As the commercial use of drones continues to accelerate, making them increasingly integral to the effective and efficient functioning of certain sectors, the global drone industry is predicted to be worth about $43 billion by 2024, with some 2.7 million drones already in operation by 2020.
The latest research indicates that the global drone market is set to grow at a conservative rate of 16% year on year, with exponential investment growth resulting in $6.88 billion invested in the drone industry since 2010.
Similarly, South Africa’s fledgling drone market is also on a growth trajectory, estimated to reach $134.5 million by 2025, according to a report by IndustryARC.
The research house found that local market expansion is underpinned by growth in the mining industry, developments in more data-accurate drone technology, the presence of dominant players in hardware and niche applications.
“What we’re seeing is that the increase in global investment has resulted in an increased number of drone applications and density of drones within an airspace,” says Greg Dillon, lead – sport, events, entertainment, and drones, at specialist insurer iTOO.
“For example, Australia has about a million drones in operation, with estimates that 8% of the population now own a drone.”
A diverse and effective platform
Drones are being adopted by an increasing number of industry sectors as they offer a diverse and effective platform, either as a drone service provider or as an internal business service.
The various applications include inspection/maintenance, mapping, surveying, photography/filming, monitoring, localisation/detection, drone delivery and spraying/seeding.
“The uptake of drones across various industry sectors is driven by a strong focus on time and quality. Companies tend to deploy drones to gain time and cost savings, as well as to improve quality and work safety,” says Dillon.
He explains that, with the rapid growth of commercial drone adoption, there is room to evolve an insurance-based product that, as an active risk management insurer’s tool, covers the in-flight portion of drone operations, where this is typically excluded from most insurance policies.
Insurers could for example leverage the RPAS Launchpad platform says Jonathan Bates from VIO Aviation Solutions, the developers of RPAS Launchpad, which focuses on mission planning time reduction and accuracy, enabling Remotely Piloted Aircraft Systems (RPAS) operators to deploy drones faster while remaining compliant with regulatory requirements.

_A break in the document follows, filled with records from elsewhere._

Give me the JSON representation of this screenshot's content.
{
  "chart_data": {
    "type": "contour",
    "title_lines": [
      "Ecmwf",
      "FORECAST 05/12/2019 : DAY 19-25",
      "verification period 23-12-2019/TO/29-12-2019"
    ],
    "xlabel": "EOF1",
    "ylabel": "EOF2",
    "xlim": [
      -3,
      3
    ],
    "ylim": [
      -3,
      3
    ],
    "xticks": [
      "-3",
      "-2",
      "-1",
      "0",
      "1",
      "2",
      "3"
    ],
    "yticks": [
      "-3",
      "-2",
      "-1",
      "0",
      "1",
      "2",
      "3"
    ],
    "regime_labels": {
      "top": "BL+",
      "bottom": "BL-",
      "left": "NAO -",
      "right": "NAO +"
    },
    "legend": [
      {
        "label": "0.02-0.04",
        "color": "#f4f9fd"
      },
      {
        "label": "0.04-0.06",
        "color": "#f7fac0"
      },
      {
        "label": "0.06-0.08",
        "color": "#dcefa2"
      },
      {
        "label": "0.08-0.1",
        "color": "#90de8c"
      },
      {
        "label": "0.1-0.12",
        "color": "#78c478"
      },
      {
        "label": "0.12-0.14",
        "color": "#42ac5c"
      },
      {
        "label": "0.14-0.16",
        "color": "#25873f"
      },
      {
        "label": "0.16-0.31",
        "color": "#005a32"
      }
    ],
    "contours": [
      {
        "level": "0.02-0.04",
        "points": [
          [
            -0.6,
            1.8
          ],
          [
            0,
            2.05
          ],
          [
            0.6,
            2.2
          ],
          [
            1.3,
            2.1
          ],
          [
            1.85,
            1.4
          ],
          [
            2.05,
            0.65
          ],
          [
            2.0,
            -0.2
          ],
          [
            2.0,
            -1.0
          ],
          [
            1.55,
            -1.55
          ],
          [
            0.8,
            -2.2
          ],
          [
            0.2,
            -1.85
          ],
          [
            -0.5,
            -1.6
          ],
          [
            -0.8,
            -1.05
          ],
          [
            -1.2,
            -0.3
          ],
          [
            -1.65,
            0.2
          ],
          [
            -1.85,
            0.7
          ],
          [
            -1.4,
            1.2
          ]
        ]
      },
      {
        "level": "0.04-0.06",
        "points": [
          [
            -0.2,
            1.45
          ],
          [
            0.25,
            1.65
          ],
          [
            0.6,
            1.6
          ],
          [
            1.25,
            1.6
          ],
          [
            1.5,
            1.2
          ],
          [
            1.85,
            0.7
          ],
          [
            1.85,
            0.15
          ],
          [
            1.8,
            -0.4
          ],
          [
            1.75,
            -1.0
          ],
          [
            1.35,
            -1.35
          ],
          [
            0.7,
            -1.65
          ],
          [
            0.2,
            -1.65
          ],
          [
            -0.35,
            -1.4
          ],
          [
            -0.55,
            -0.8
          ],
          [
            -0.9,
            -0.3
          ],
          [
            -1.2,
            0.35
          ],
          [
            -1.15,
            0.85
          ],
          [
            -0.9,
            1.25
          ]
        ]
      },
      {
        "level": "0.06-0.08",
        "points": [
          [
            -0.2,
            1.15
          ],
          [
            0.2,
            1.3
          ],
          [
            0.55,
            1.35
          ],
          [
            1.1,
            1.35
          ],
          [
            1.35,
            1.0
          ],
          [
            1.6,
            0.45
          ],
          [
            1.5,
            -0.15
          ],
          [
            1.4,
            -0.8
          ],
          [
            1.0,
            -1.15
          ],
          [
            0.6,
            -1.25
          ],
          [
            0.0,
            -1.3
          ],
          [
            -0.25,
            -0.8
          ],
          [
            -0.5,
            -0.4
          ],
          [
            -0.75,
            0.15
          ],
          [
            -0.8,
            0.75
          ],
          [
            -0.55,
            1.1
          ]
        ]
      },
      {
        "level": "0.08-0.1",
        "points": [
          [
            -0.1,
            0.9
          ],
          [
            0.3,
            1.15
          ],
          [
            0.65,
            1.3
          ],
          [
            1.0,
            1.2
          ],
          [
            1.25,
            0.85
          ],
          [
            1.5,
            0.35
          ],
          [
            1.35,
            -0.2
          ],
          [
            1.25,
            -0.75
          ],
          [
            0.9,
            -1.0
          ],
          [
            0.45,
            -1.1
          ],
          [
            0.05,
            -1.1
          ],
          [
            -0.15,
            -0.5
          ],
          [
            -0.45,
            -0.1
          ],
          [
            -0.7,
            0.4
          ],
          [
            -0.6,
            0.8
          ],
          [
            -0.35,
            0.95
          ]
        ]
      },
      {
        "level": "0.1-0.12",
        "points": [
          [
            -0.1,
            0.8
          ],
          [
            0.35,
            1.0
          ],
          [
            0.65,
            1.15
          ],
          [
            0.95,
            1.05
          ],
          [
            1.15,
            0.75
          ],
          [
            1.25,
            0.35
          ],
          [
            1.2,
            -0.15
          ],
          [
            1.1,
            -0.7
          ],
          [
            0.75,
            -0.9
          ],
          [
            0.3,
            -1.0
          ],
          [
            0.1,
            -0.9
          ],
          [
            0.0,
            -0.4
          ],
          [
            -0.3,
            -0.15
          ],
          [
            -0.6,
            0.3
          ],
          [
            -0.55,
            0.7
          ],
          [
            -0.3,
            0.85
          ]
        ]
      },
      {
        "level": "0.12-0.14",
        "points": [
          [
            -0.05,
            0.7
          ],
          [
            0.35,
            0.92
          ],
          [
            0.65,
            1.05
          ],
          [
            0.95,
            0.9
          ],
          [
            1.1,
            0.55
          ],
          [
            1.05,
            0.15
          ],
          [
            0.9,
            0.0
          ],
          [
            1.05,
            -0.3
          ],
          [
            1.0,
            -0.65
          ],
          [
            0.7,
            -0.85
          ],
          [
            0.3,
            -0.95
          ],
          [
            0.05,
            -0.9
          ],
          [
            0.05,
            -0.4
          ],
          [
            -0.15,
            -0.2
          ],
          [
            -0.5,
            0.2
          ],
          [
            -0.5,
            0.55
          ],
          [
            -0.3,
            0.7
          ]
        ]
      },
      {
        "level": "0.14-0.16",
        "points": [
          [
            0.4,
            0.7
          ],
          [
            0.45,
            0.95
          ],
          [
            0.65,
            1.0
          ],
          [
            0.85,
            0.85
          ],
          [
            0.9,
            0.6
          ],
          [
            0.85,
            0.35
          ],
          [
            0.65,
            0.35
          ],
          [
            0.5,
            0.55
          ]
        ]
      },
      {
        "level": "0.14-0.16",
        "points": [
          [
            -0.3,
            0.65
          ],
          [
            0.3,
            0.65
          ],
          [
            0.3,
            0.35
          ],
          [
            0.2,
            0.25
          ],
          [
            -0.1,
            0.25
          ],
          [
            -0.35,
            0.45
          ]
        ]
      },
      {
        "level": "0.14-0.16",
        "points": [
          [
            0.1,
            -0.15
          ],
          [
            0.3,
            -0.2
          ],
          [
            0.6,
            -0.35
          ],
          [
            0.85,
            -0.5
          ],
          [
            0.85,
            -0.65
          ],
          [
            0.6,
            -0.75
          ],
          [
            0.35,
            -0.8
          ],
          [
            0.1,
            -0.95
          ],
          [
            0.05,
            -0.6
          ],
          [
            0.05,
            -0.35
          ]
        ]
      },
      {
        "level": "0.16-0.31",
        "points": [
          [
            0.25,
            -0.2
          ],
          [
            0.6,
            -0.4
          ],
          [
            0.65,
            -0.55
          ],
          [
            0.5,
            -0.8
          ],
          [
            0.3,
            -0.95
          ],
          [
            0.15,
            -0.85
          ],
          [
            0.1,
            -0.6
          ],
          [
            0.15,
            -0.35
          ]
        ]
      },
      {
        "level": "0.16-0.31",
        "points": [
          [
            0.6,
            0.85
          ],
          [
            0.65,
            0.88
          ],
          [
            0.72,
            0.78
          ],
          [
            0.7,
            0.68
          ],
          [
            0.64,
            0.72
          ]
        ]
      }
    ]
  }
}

The platform uses planned mission and pilot geolocations, local weather, drone performance, drone value, liability and cover period to calculate the in-flight risks.
More stringent laws
To date, drone technology has outpaced regulation in South Africa to some extent, with regulators realising that more stringent drone laws are required to counter the increasing likelihood of accidents and incidents
“As the market continues to grow, the insurance of this industry will track and assist this growth by applying new tools and methods to actively risk manage per flight and create auditable drone records and historic flight data, while reducing accident and incident probability.
The availability of electronic data will improve claims processing times and enable the creation of risk assessment opportunities for using historic data points,” says Dillon.
Considering the growing importance of drones within many industries and the tightening regulations that cover their use, it is becoming increasingly important that businesses using drones should consider insurance coverage for these technology assets as well,” Dillon concludes.